#fridayflash : it warned us / by Katherine Hajer

It starts like this: one Wednesday afternoon apropos of nothing in particular, the centre vending machine of the bank of three in the shopping mall's bus terminal starts beeping. The beeps are loud and frequent, one every half a second, and a red light nobody noticed before flashes in time. 

This is the vending machine people use the most. There are two reasons for this. For one, the device has the greatest assortment of food items which could, in a desperate moment between bus transfers, become a makeshift meal. For another, it's the only machine in the terminal which can ingest paper bills and spit out change, something both the transit workers in the ticket booths and the lady at the lottery kiosk upstairs both refuse to do. 

People hurry up to the vending machine, fivers in hand, and groan when they realise the beeping they heard is coming from it. 

A man in a suit and overcoat shrugs and pushes his money inside anyhow. The machine rewards him with a prompt to select some junk food from its innards. He leaves with a chocolate bar and a handful of change. 

After the man's example, there is a steady stream of people using the machine.  Nearly all of them arrive as a previous customer is showing up.
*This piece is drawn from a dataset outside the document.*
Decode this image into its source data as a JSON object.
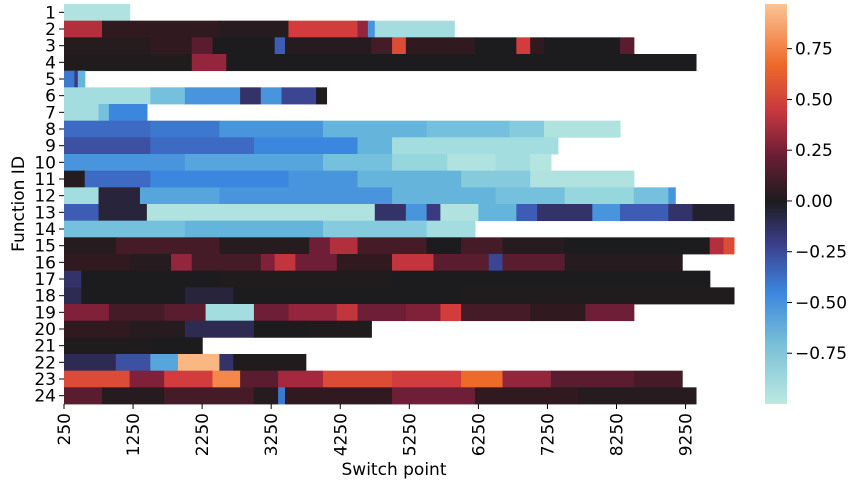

If there's a gap, the teenagers loitering at the doors are more than happy to inform the next person, though they're not very polite about it. 
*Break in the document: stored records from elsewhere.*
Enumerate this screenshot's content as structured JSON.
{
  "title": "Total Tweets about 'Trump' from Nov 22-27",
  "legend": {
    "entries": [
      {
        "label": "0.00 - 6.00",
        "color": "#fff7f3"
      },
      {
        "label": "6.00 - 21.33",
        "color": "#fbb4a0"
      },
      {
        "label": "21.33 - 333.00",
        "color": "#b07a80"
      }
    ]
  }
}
"You should have time to get some candy before the thing explodes," they say. Or, "It does that when it sees a fat person's gonna buy more candy. Take the hint, bitch!"

Eventually, the last bus for the night leaves. The transit workers kick out the teenagers and lock up. They finish counting the tills and go home. The last one out turns off most of the lights. As she passes the bank of vending machines, she stops, peers, checks the gap between the wall and the backs of the machines, and gets on her hands and knees in front  the centre one, which is still beeping and flashing. Her arm is just long enough to reach under and behind the machine to unplug it. She gets up and goes to the ticket booth, where she writes a note to the morning shift.
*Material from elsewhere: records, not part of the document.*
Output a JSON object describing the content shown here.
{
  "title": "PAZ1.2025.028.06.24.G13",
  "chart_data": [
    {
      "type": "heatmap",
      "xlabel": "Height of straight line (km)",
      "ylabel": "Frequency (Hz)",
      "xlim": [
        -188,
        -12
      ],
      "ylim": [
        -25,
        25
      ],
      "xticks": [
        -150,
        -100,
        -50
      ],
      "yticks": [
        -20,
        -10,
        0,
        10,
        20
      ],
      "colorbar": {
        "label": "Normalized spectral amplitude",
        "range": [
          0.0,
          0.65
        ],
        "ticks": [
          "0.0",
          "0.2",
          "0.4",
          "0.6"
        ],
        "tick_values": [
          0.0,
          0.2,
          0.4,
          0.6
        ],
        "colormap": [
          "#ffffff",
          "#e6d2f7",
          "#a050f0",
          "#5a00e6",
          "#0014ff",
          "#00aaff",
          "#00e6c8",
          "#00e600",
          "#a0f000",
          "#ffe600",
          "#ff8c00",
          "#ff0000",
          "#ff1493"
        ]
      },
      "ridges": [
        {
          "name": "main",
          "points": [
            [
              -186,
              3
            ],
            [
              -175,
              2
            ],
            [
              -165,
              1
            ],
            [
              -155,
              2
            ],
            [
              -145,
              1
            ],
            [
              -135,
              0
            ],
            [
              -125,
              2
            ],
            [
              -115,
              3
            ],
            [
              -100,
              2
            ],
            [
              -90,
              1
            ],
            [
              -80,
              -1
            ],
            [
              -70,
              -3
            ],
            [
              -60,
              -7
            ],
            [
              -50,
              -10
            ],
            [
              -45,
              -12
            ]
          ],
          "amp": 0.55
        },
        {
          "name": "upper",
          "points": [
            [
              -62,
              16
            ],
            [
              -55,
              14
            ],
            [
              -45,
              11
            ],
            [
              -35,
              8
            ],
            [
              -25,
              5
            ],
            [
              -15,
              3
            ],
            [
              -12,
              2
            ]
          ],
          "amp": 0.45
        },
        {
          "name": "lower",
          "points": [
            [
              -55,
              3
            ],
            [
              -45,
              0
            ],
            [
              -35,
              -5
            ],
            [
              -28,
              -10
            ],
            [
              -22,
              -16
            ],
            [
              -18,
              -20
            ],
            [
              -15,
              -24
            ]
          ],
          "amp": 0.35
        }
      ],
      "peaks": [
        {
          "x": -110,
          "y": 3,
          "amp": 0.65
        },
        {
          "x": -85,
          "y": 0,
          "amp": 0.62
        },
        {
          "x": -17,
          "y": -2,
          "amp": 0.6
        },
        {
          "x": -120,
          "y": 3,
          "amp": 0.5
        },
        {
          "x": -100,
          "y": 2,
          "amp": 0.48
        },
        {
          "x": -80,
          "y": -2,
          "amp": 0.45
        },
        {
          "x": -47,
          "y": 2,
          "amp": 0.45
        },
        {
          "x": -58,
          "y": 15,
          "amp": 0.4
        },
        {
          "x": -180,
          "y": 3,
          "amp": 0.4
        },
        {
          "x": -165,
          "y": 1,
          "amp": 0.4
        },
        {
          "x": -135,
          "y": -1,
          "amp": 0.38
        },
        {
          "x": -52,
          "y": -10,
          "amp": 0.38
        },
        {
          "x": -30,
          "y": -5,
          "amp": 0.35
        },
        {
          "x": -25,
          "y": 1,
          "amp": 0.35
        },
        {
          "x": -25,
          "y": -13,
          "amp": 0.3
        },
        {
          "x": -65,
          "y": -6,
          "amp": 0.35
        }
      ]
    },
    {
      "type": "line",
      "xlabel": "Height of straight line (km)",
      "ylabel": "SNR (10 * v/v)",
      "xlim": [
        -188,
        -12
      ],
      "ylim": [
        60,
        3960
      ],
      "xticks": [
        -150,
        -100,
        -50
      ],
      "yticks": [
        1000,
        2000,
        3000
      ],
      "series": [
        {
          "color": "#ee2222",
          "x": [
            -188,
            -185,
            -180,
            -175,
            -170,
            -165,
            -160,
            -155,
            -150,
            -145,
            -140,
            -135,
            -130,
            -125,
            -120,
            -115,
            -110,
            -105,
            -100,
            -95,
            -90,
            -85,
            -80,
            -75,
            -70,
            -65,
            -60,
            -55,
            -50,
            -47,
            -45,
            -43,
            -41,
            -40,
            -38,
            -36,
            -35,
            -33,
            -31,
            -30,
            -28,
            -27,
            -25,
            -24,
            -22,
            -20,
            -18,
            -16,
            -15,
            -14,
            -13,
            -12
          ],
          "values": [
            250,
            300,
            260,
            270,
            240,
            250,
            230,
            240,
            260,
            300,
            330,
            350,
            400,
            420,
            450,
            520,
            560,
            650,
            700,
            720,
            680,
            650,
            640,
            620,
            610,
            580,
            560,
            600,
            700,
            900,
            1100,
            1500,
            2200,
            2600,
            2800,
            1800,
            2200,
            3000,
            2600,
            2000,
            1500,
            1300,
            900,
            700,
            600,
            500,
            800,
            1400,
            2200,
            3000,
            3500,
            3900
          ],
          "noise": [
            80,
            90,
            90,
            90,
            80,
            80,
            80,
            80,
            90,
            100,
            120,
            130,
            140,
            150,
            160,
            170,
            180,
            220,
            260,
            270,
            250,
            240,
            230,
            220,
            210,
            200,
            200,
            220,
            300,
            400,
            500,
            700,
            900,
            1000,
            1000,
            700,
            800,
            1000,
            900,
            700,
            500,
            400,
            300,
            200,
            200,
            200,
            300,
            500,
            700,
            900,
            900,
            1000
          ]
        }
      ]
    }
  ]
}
In an attack ship hidden behind the moon, the Zorguan intelligence commander slams five tentacles into the control panel. "Who planted that observer equipment and didn't install an independent power supply? We need at least one planet rotation to get complete data."

"Never mind that,"  says the second in command, "According to the advance reports, that sound and that coloured light mean danger in their culture. But hundreds of people walked by and ignored it, and tens more used the machine."

"They're either very brave or very stupid," chimes in the admiral, waggling a tentacle. "Probably both. I'm calling it. Don't worry about completing the intelligence collection cycle. The only thing to do with a race like that is dematerialise them from orbit."